This is an elegant implementation of HAN for Sentiment Classification Task.
The original paper is Hierarchical Attention Networks for Document Classification
The core codes are from this repo: textClassifierHATT, I refactor the original code to make it easier to understand.
First, check your python version and related libraries:
Python >= 3.6
numpy
pandas
re
bs4
pickle
sklearn
gensim
nltk
keras
tensorflow
Then, make sure that you alreay have the pre-trained word-vector files: glove.6B.zip or GoogleNews-vectors-negative300.bin
Next, get your training data. In this case, I use IMDB movie reviews(known as SST-2) for training. One thing you should notice is that we should pass a tsv file, the format of this file must look like this:
id sentiment review
"5814_8" 1 "With all this stuff going down at the moment with MJ i've started listening to his music,
watching the odd documentary here and there, watched The Wiz and watched Moonwalker again.
Maybe i just want to get a certain insight into this guy who i thought was really cool in the eighties
just to maybe make up my mind whether he is guilty or innocent."

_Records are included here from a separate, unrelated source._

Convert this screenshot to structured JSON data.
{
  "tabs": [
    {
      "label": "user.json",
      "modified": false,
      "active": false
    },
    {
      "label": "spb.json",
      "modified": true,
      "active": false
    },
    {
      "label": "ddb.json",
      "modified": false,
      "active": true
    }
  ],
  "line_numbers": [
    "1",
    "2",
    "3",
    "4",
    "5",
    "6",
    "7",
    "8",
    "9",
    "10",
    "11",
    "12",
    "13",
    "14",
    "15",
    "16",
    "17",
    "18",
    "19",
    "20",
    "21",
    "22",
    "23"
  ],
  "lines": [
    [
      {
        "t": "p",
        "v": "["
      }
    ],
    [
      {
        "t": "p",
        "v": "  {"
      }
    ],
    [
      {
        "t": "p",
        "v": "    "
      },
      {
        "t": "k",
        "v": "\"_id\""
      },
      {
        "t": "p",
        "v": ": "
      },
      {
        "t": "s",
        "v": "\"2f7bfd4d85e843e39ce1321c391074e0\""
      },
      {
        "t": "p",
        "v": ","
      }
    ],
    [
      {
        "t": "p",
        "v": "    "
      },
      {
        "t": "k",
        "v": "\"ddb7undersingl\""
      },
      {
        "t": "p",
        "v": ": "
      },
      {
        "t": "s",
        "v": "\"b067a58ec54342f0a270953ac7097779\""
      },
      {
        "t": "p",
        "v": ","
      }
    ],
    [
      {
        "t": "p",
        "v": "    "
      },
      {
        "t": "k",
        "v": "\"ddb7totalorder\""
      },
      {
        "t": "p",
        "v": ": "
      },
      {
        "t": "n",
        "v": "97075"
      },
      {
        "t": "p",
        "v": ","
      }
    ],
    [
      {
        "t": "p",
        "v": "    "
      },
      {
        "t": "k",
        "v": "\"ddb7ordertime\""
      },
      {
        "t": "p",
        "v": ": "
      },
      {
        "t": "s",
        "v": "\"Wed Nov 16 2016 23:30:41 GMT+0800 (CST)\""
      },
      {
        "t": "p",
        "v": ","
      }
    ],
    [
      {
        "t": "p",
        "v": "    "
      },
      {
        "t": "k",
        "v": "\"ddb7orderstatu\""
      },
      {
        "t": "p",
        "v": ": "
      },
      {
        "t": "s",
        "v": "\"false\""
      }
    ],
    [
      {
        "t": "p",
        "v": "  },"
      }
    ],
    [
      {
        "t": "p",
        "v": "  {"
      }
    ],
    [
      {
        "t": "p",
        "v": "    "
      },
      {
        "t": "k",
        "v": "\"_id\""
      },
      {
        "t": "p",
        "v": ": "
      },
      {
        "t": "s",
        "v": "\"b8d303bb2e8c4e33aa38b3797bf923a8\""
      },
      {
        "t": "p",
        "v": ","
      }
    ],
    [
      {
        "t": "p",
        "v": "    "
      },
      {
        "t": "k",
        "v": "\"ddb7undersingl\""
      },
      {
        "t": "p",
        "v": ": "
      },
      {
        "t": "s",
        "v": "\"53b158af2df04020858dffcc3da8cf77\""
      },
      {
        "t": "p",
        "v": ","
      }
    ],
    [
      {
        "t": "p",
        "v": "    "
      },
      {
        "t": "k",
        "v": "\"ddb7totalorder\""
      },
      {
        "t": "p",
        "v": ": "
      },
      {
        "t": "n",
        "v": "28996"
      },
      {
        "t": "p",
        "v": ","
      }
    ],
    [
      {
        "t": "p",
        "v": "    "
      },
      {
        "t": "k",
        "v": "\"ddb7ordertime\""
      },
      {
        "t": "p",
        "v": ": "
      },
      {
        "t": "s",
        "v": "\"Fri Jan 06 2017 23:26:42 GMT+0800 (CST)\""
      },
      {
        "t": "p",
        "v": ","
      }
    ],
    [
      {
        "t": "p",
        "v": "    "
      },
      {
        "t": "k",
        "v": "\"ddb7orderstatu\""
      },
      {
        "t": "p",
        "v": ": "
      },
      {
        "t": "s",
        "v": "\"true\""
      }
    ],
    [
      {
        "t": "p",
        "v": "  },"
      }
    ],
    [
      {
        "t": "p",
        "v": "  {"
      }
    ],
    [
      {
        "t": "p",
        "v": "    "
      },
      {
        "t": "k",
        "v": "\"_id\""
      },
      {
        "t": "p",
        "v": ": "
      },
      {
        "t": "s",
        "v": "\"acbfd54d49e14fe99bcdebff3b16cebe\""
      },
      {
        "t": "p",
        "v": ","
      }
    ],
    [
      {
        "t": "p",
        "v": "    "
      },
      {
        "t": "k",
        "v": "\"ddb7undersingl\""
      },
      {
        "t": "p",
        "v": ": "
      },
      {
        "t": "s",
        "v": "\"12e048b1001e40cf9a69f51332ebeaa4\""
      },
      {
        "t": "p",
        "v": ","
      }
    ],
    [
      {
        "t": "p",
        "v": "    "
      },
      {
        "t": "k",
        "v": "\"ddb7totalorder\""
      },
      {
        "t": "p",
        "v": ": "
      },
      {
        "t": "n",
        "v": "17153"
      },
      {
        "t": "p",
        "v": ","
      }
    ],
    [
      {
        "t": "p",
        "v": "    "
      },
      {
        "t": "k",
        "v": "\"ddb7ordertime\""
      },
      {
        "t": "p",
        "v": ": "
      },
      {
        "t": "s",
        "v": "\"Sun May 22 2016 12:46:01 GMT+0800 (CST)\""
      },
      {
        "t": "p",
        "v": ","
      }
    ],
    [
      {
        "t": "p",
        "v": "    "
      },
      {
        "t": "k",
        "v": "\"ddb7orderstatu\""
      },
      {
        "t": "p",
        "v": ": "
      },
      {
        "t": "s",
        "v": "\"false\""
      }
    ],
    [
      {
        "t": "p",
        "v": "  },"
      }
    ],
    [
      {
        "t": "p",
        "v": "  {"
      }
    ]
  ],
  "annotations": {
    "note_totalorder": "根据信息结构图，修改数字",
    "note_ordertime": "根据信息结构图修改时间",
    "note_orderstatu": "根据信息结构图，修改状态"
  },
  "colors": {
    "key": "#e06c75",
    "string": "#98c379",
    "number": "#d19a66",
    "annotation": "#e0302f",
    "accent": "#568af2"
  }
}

which means that the head of this file is "id\tsentiment\treview", and the data starts from second line.
Here are some examples:
python HAN.py --help
and you will get an output like picture below(if everything goes well):
"""
This means:
The path of your training data is ./train_data.tsv
The path of your embedding path is ./*.bin
The epoch is 20
"""
python HAN.py --full_data_path=train_data.tsv --embedding_path=GoogleNews-vectors-negative300.bin --epoch=20
python HAN.py -d=train_data.tsv -s=GoogleNews-vectors-negative300.bin --epoch=20 # Same as command above
"""
This means:
You have alreay trained your data, and you will get your training data from pickle file(processed_data.pickle in this case)
Moreover, you have saved the model you trained, and you will load your model from a *h5 file(model.h5 in this case)
"""
python HAN.py --training_data_ready --model_ready